Un pays qui ne signe pas de TNP, peut effectivement s ’il a les moyens techniques de s’approprier cet armement.

Les musulmans , étant la meilleure communauté comme eux-mêmes se désignent, donc rien de plus facile pour eux de maitriser cette technique et ils n’ont rien à faire de la communauté internationnale, au lieu de geindre sur le 2 poids 2 mesures..

Par faridb - le 26 février 2007

Bonjour, salam,

Merci pour cet article très intéressant et à contre courant de la propagande généralisée qu’on trouve dans les medias américains et français.

Un point qui me parait important et qui n’a pas été évoqué dans cet article c’est l’enjeu de l’opinion publique. Des faits concrets montrent que le tandem israelo-americain ne pourra agir que si l’opinion publique occidentale est préconfigurée pour accepter cette nouvelle agression.
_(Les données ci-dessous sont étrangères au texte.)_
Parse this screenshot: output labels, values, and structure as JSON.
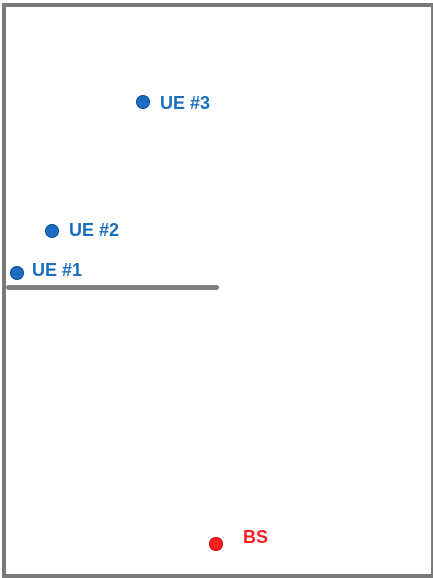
{
  "nodes": {
    "ue1": {
      "label": "UE #1"
    },
    "ue2": {
      "label": "UE #2"
    },
    "ue3": {
      "label": "UE #3"
    },
    "bs": {
      "label": "BS"
    }
  },
  "colors": {
    "ue": "#1a6dbf",
    "bs": "#ff1f1f",
    "wall": "#7f7f7f"
  }
}
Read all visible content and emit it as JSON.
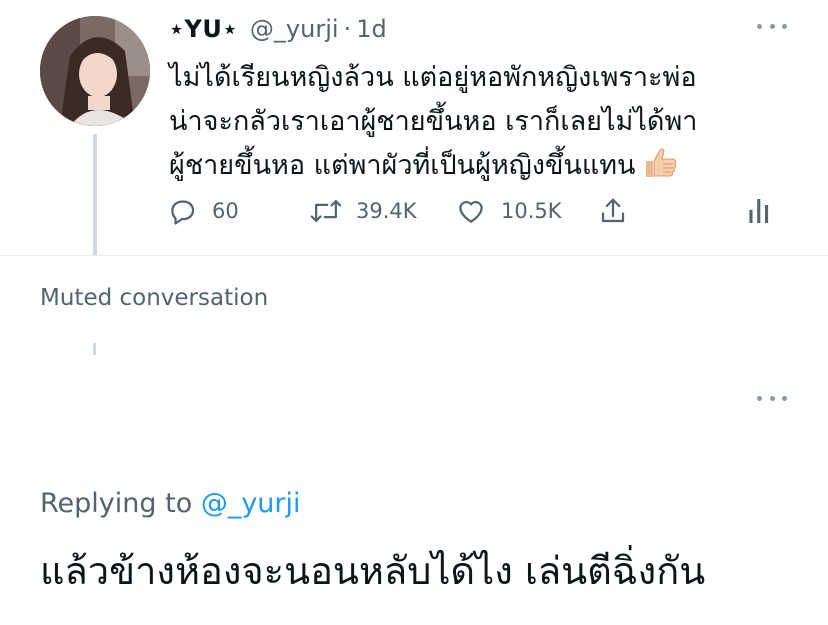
{
  "tweet": {
    "display_name": "⋆YU⋆",
    "handle": "@_yurji",
    "separator": "·",
    "time": "1d",
    "text_lines": [
      "ไม่ได้เรียนหญิงล้วน แต่อยู่หอพักหญิงเพราะพ่อ",
      "น่าจะกลัวเราเอาผู้ชายขึ้นหอ เราก็เลยไม่ได้พา",
      "ผู้ชายขึ้นหอ แต่พาผัวที่เป็นผู้หญิงขึ้นแทน"
    ],
    "emoji_icon": "thumbs-up-icon",
    "replies": "60",
    "retweets": "39.4K",
    "likes": "10.5K",
    "icons": {
      "reply": "reply-icon",
      "retweet": "retweet-icon",
      "like": "heart-icon",
      "share": "share-icon",
      "analytics": "analytics-icon",
      "more": "more-icon"
    }
  },
  "muted": {
    "label": "Muted conversation"
  },
  "reply": {
    "replying_prefix": "Replying to",
    "replying_handle": "@_yurji",
    "text": "แล้วข้างห้องจะนอนหลับได้ไง เล่นตีฉิ่งกัน"
  },
  "colors": {
    "text": "#0f1419",
    "secondary": "#536471",
    "accent": "#1d9bf0",
    "divider": "#e6ecf0"
  }
}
A cet effet on observe en France des reportages des articles dans la presse quotidienne qui diabolise l’Iran, on a pu voir sur Tf1 un reportage dans "l’emission 7 à 8" de la semaine derniere qui va dans le même sens. On nous montre des témoignages d’iraniens "dans l’opposition au regime" qui appelent de leurs voeux une intervention americaine ...

Il est claire que quelque chose se prépare contre l’Iran qui s’active acteuellement pour donner des ouvertures diplomatiques. A suivre

Par Samir - le 26 février 2007
Je suis pour ma part révolté par l’unanimité de la classe politique sur le dossier iranien. En quoi l’Iran n’aurait-elle pas le droit de se doter de l’arme nuclaiaire quand tous ses voisins la possèdent ? Quand je vois Royal qui elle veut carrément interdire à l’Iran l’usage du nucléaire. Mais où va-t-on ?
Par Loïc - le 26 février 2007
Chacun sait le traitement de faveur honteux et scandaleux dont Israël jouit. On se doit de le dénoncer sans cesse, car la paix est à ce prix. La vérité est la justice sont les meilleurs gages de la paix.
Par Berns - le 26 février 2007
Lire Bruno Guigue est toujours un plaisir. Merci à vous pour cet article.
Par Tom - le 26 février 2007
Excellent Bruno Guigue. Une analyse implacable qui souligne avec talent la duplicité avec laquelle est gérée la question nucléaire dont certains pays bénéficient de privilèges que d’autres n’ont pas.
Par Stephen - le 26 février 2007
Il y a en effet de quoi s’étonner. Mais faut-il l’être réellement ? La bombe nucléaire israélienne n’inquiète personne, et pourtant Israël a fait la preuve à plusieurs reprises de son bellicisme. Mais auprès de certaines chancelleries Israël bénéficie d’un droit absolu y compris celui de bombarder ses voisins.
Par Kamel - le 26 février 2007
La pression contre l’Iran n’a qu’à seul but. Empêcher l’emergence de cette nation qui serait en mesure d’instaurer une paritié militaire avec l’Etat hébreu. Voilà le seul et unique objectif des pression contre l’Iran.
Par Laurent - le 26 février 2007
Dans cet article Bruno Guigue a tout dit. Le rapport de force est totalement en faveur d’Israël qui a beau jeu ensuite de se sentir menacé.